Foundation for a Dream
For Salvatore (“Sal”) Interlandi, president of Interlandi and Associates Custom Home Design, pursuing a career as an architect was a dream deferred. Though trained in architecture in his native New York, Interlandi’s path took him to the field of nuclear engineering, until a layoff in the early 1990s. With the help of his wife Joanne, he set up shop in the basement of his house in Kernersville, where his dream took root.
Of course, he’d nourished it over the years. “All along, I was drawing houses, mostly as favors for friends,” Interlandi explains. He also found that his experience as an engineer came in handy when it came to stresses, beams and torque. And his timing was spot-on. “The market, at that time, was just on the incline,” Interlandi recalls. He landed two “good-sized” projects and was off and running.
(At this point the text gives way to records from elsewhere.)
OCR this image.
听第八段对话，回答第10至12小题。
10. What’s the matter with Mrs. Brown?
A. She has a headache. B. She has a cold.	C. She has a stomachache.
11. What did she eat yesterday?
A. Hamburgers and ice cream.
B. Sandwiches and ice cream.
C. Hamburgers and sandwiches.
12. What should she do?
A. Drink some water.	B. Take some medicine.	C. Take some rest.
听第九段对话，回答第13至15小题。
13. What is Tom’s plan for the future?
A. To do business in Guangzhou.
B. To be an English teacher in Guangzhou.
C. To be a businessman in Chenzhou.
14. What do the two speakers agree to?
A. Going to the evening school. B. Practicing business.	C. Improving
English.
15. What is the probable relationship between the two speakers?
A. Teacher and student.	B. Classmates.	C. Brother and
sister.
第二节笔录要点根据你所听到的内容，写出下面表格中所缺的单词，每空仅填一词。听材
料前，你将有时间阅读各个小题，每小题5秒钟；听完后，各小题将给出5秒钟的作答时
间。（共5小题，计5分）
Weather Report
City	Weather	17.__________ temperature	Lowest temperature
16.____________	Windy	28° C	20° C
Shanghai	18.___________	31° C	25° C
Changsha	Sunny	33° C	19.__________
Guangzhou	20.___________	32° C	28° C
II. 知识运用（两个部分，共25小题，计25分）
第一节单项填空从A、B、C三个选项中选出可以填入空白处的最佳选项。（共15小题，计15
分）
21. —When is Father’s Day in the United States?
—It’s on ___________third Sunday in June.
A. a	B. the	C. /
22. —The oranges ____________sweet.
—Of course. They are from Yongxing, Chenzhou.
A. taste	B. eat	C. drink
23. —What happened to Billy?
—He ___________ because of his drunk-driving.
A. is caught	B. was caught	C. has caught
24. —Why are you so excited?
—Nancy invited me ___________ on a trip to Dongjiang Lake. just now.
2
Fast-forward to today, and the company now occupies office space on Graves Street, near Highway 421, and includes two young designers, Ryan Fortin and Brandon Echols (along with Interlandi’s brother John, who prepares all the company’s renderings). In the last three years, the company has created about 300–500 houses, most of them in the Piedmont Triad. So just what goes into hiring an architect? For one, it helps to do some homework and arrive at an initial meeting with any photos, articles, plans or sketches. “We’ll do a composite drawing from all of those ideas,” says Interlandi. From there, it might take a couple of passes until elevations, a floor plan, square footage and roofline are established. At this point, Interlandi likes to loop in a contractor (who can be someone of his or the client’s choosing), who can advise a client as to whether they’re within or over budget.
Among the building trends Interlandi is seeing, is a desire among homebuyers for “a house to be the one they retire in.” That means adding wider corridors and doors, and walk-in showers for wheelchair access.” He’s also noticing more user-friendly kitchens, a single common area for gathering, eating and cooking, usually distinguished by differing ceiling and flooring choices, and “charging areas”—a separate space off of the garage for charging 21st-century tech toys, so there’s no hunting for the cell phone charger. These days, the company is also doing a brisk trade in renovations, which often means increasing master bedrooms or finishing basements for office or workout use. As much as he loves designing houses, Interlandi is happy to let designers Fortin and Echols take the reins, and enjoys nurturing high school and college interns. “You can see the excitement in the kids and how they get into it,” Interlandi says with a smile. The same kind of excitement that he must have felt as a child, playing with erector sets and designing high-rise cities and “all kinds of crazy stuff,” he recalls. Crazy?
Well, sometimes that’s what it takes to make dreams come true.